Roy Hogsed, who recorded the 'Cocaine Blues'
version in 1948.

Clarence 'Tom' Ashley recorded Little Sadie in 1930 as did a number of other country singers around the same time. It is loosely related to some other traditional songs such as 'Bad Lee Brown' and 'The Bad Man Ballad.' The story and most of the lyrics seem to have cross-fertilized with the Memphis Jug Band’s ‘Cocaine Habit Blues’ and reemerged in the rock-a-billy tradition as ‘Cocaine Blues’. The earliest recording I have found was by Roy Hogshed in 1948 but I believe there were earlier renditions.

Johnny Cash recorded ‘Cocaine Blues’ in the sixties. About the same time, Tom Ashley was rediscovered and taken on tour by folklorist Ralph Rinzler with other North Carolina musicians, most famously the, then unknown, guitarist Doc Watson. It was my privilege to hear Tom and Doc play this song in person.


Went out one night for to make my round,
I met little Sadie and I shot her down,
Went back home and I got in my bed,
Forty-four smokeless under my head.

I begin to think what a deed I'd done,
I grabbed my hat and away I run.
Made a good run but a little too slow,
They overtook me in Jericho.

Woke up next morning they was ringing my bell
In walked the sheriff from Thomasville
And he said, "Young man, ain't your name Brown?
Remember that night you shot Sadie down?"

I said, "Yes, sir, my name is Lee,
And I murdered little Sadie in the first degree.
First degree and the second degree,
If you got any papers, won't you read 'em to me?"

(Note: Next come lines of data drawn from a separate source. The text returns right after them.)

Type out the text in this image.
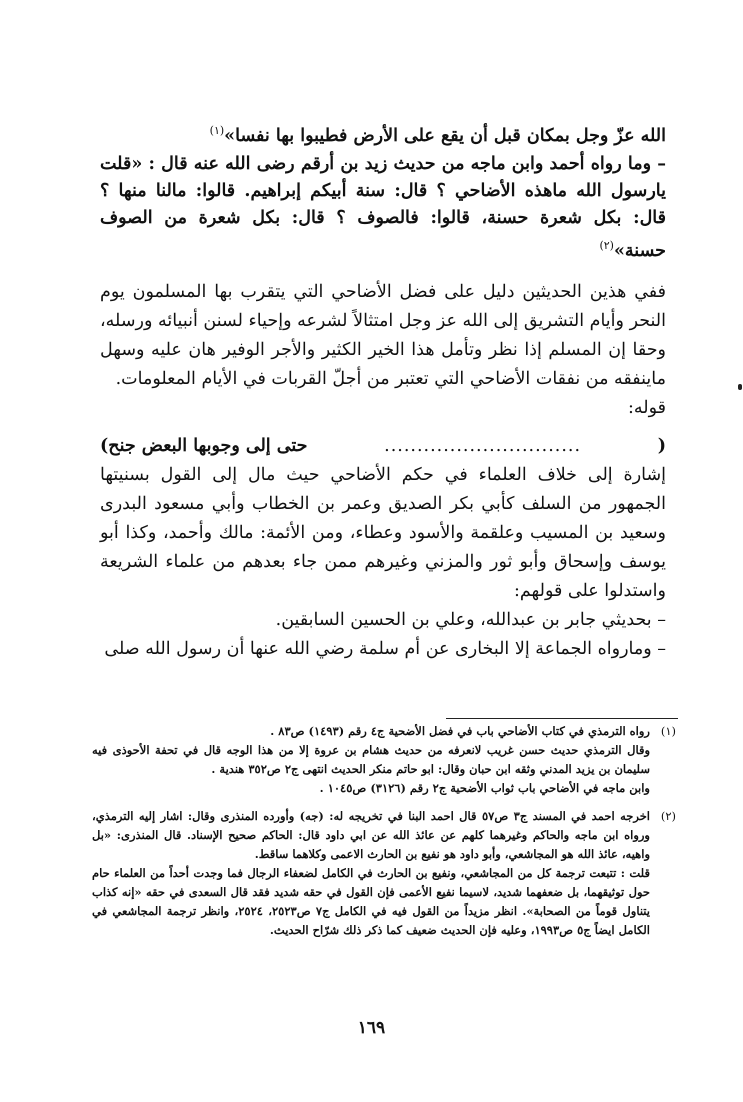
الله عزّ وجل بمكان قبل أن يقع على الأرض فطيبوا بها نفسا»$^{(١)}$

– وما رواه أحمد وابن ماجه من حديث زيد بن أرقم رضى الله عنه قال : «قلت يارسول الله ماهذه الأضاحي ؟ قال: سنة أبيكم إبراهيم. قالوا: مالنا منها ؟ قال: بكل شعرة حسنة، قالوا: فالصوف ؟ قال: بكل شعرة من الصوف حسنة»$^{(٢)}$

ففي هذين الحديثين دليل على فضل الأضاحي التي يتقرب بها المسلمون يوم النحر وأيام التشريق إلى الله عز وجل امتثالاً لشرعه وإحياء لسنن أنبيائه ورسله، وحقا إن المسلم إذا نظر وتأمل هذا الخير الكثير والأجر الوفير هان عليه وسهل ماينفقه من نفقات الأضاحي التي تعتبر من أجلّ القربات في الأيام المعلومات.

قوله:

(
..............................
حتى إلى وجوبها البعض جنح)

إشارة إلى خلاف العلماء في حكم الأضاحي حيث مال إلى القول بسنيتها الجمهور من السلف كأبي بكر الصديق وعمر بن الخطاب وأبي مسعود البدرى وسعيد بن المسيب وعلقمة والأسود وعطاء، ومن الأئمة: مالك وأحمد، وكذا أبو يوسف وإسحاق وأبو ثور والمزني وغيرهم ممن جاء بعدهم من علماء الشريعة واستدلوا على قولهم:

– بحديثي جابر بن عبدالله، وعلي بن الحسين السابقين.

– ومارواه الجماعة إلا البخارى عن أم سلمة رضي الله عنها أن رسول الله صلى

(١)

رواه الترمذي في كتاب الأضاحي باب في فضل الأضحية ج٤ رقم (١٤٩٣) ص٨٣ .

وقال الترمذي حديث حسن غريب لانعرفه من حديث هشام بن عروة إلا من هذا الوجه قال في تحفة الأحوذى فيه سليمان بن يزيد المدني وثقه ابن حبان وقال: ابو حاتم منكر الحديث انتهى ج٢ ص٣٥٢ هندية .

وابن ماجه في الأضاحي باب ثواب الأضحية ج٢ رقم (٣١٢٦) ص١٠٤٥ .

(٢)

اخرجه احمد في المسند ج٣ ص٥٧ قال احمد البنا في تخريجه له: (جه) وأورده المنذرى وقال: اشار إليه الترمذي، ورواه ابن ماجه والحاكم وغيرهما كلهم عن عائذ الله عن ابي داود قال: الحاكم صحيح الإسناد. قال المنذرى: «بل واهيه، عائذ الله هو المجاشعي، وأبو داود هو نفيع بن الحارث الاعمى وكلاهما ساقط.

قلت : تتبعت ترجمة كل من المجاشعي، ونفيع بن الحارث في الكامل لضعفاء الرجال فما وجدت أحداً من العلماء حام حول توثيقهما، بل ضعفهما شديد، لاسيما نفيع الأعمى فإن القول في حقه شديد فقد قال السعدى في حقه «إنه كذاب يتناول قوماً من الصحابة». انظر مزيداً من القول فيه في الكامل ج٧ ص٢٥٢٣، ٢٥٢٤، وانظر ترجمة المجاشعي في الكامل ايضاً ج٥ ص١٩٩٣، وعليه فإن الحديث ضعيف كما ذكر ذلك شرّاح الحديث.

١٦٩
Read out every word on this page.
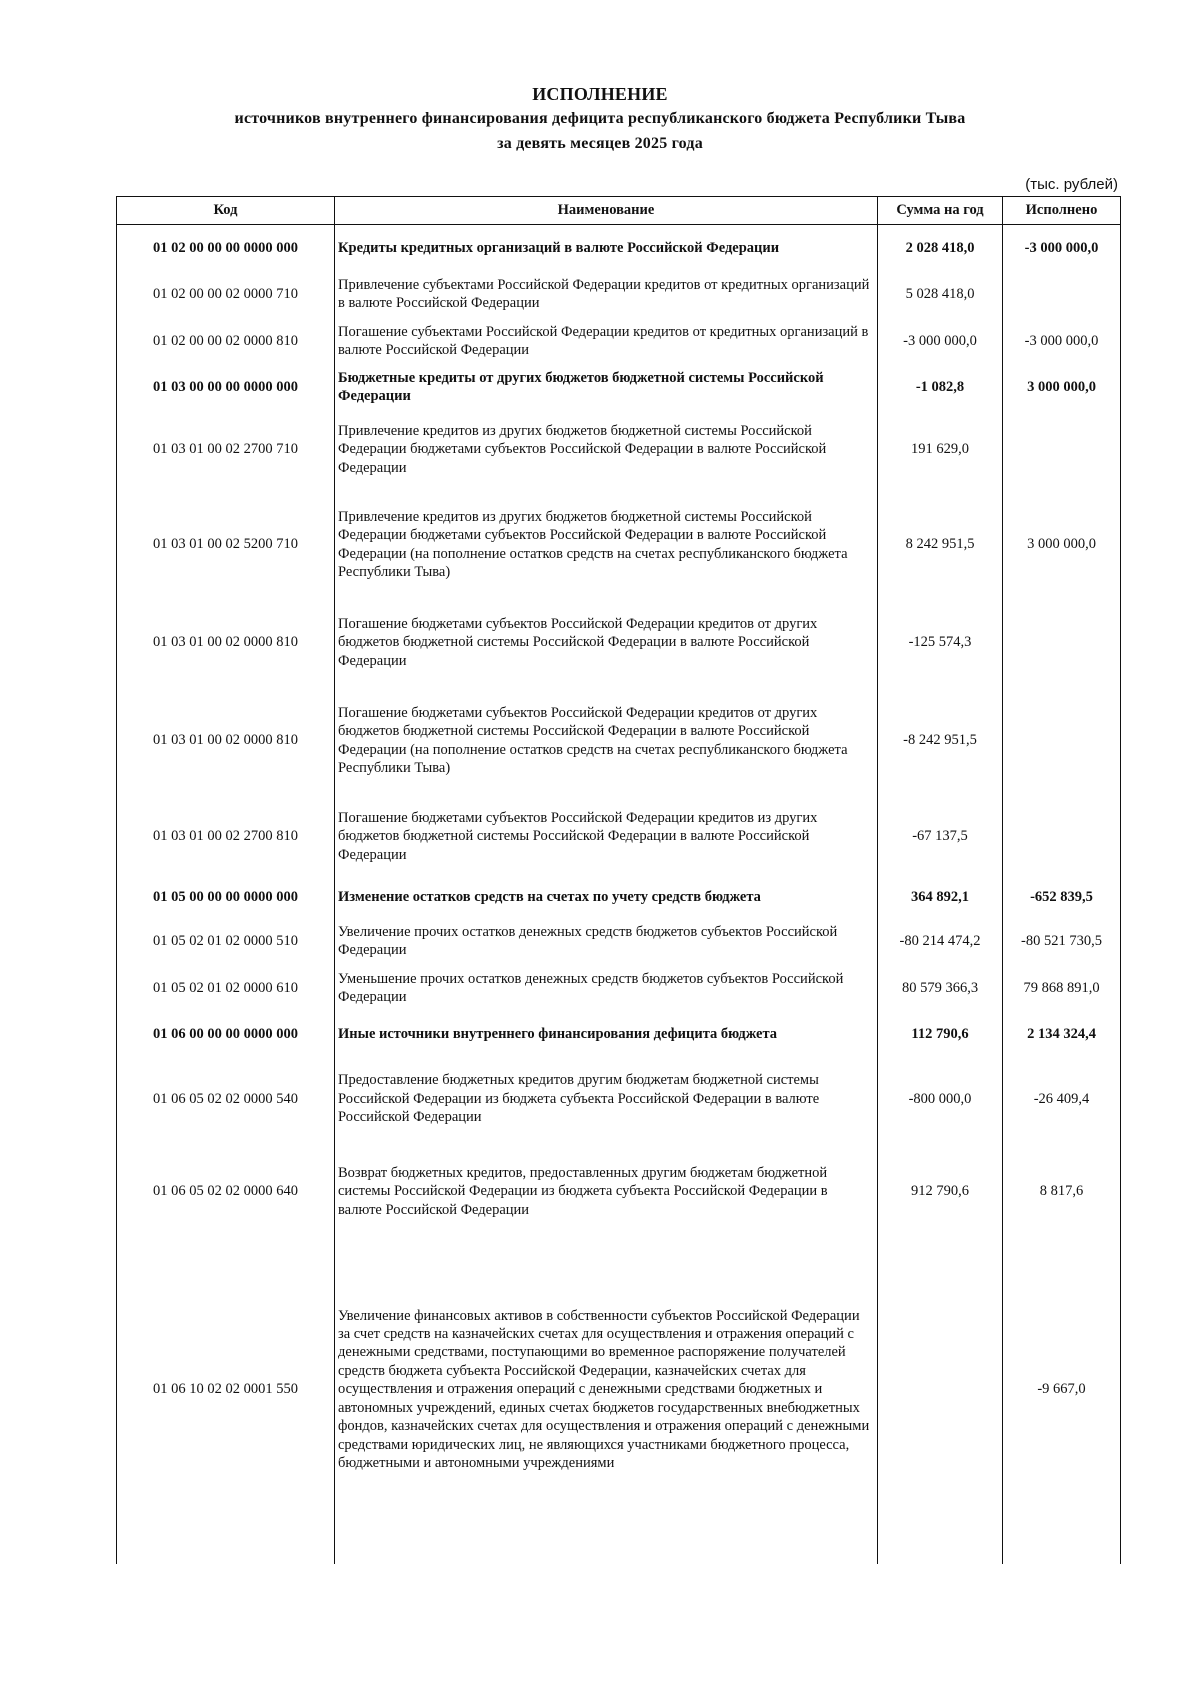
ИСПОЛНЕНИЕ
источников внутреннего финансирования дефицита республиканского бюджета Республики Тыва
за девять месяцев 2025 года
(тыс. рублей)
Код	Наименование	Сумма на год	Исполнено
01 02 00 00 00 0000 000	Кредиты кредитных организаций в валюте Российской Федерации	2 028 418,0	-3 000 000,0
01 02 00 00 02 0000 710	Привлечение субъектами Российской Федерации кредитов от кредитных организаций в валюте Российской Федерации	5 028 418,0	
01 02 00 00 02 0000 810	Погашение субъектами Российской Федерации кредитов от кредитных организаций в валюте Российской Федерации	-3 000 000,0	-3 000 000,0
01 03 00 00 00 0000 000	Бюджетные кредиты от других бюджетов бюджетной системы Российской Федерации	-1 082,8	3 000 000,0
01 03 01 00 02 2700 710	Привлечение кредитов из других бюджетов бюджетной системы Российской Федерации бюджетами субъектов Российской Федерации в валюте Российской Федерации	191 629,0	
01 03 01 00 02 5200 710	Привлечение кредитов из других бюджетов бюджетной системы Российской Федерации бюджетами субъектов Российской Федерации в валюте Российской Федерации (на пополнение остатков средств на счетах республиканского бюджета Республики Тыва)	8 242 951,5	3 000 000,0
01 03 01 00 02 0000 810	Погашение бюджетами субъектов Российской Федерации кредитов от других бюджетов бюджетной системы Российской Федерации в валюте Российской Федерации	-125 574,3	
01 03 01 00 02 0000 810	Погашение бюджетами субъектов Российской Федерации кредитов от других бюджетов бюджетной системы Российской Федерации в валюте Российской Федерации (на пополнение остатков средств на счетах республиканского бюджета Республики Тыва)	-8 242 951,5	
01 03 01 00 02 2700 810	Погашение бюджетами субъектов Российской Федерации кредитов из других бюджетов бюджетной системы Российской Федерации в валюте Российской Федерации	-67 137,5	
01 05 00 00 00 0000 000	Изменение остатков средств на счетах по учету средств бюджета	364 892,1	-652 839,5
01 05 02 01 02 0000 510	Увеличение прочих остатков денежных средств бюджетов субъектов Российской Федерации	-80 214 474,2	-80 521 730,5
01 05 02 01 02 0000 610	Уменьшение прочих остатков денежных средств бюджетов субъектов Российской Федерации	80 579 366,3	79 868 891,0
01 06 00 00 00 0000 000	Иные источники внутреннего финансирования дефицита бюджета	112 790,6	2 134 324,4
01 06 05 02 02 0000 540	Предоставление бюджетных кредитов другим бюджетам бюджетной системы Российской Федерации из бюджета субъекта Российской Федерации в валюте Российской Федерации	-800 000,0	-26 409,4
01 06 05 02 02 0000 640	Возврат бюджетных кредитов, предоставленных другим бюджетам бюджетной системы Российской Федерации из бюджета субъекта Российской Федерации в валюте Российской Федерации	912 790,6	8 817,6
01 06 10 02 02 0001 550	Увеличение финансовых активов в собственности субъектов Российской Федерации за счет средств на казначейских счетах для осуществления и отражения операций с денежными средствами, поступающими во временное распоряжение получателей средств бюджета субъекта Российской Федерации, казначейских счетах для осуществления и отражения операций с денежными средствами бюджетных и автономных учреждений, единых счетах бюджетов государственных внебюджетных фондов, казначейских счетах для осуществления и отражения операций с денежными средствами юридических лиц, не являющихся участниками бюджетного процесса, бюджетными и автономными учреждениями		-9 667,0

They took me downtown, dressed me in black,
To put me on the train and started me back,
I had no one for to go my bail
So they throwed me up in the county jail,

The judge and the jury, they took their stand,
The judge had the papers in his right hand,
Forty-one days and forty-one nights,
Forty-one years to wear the ball and the stripes.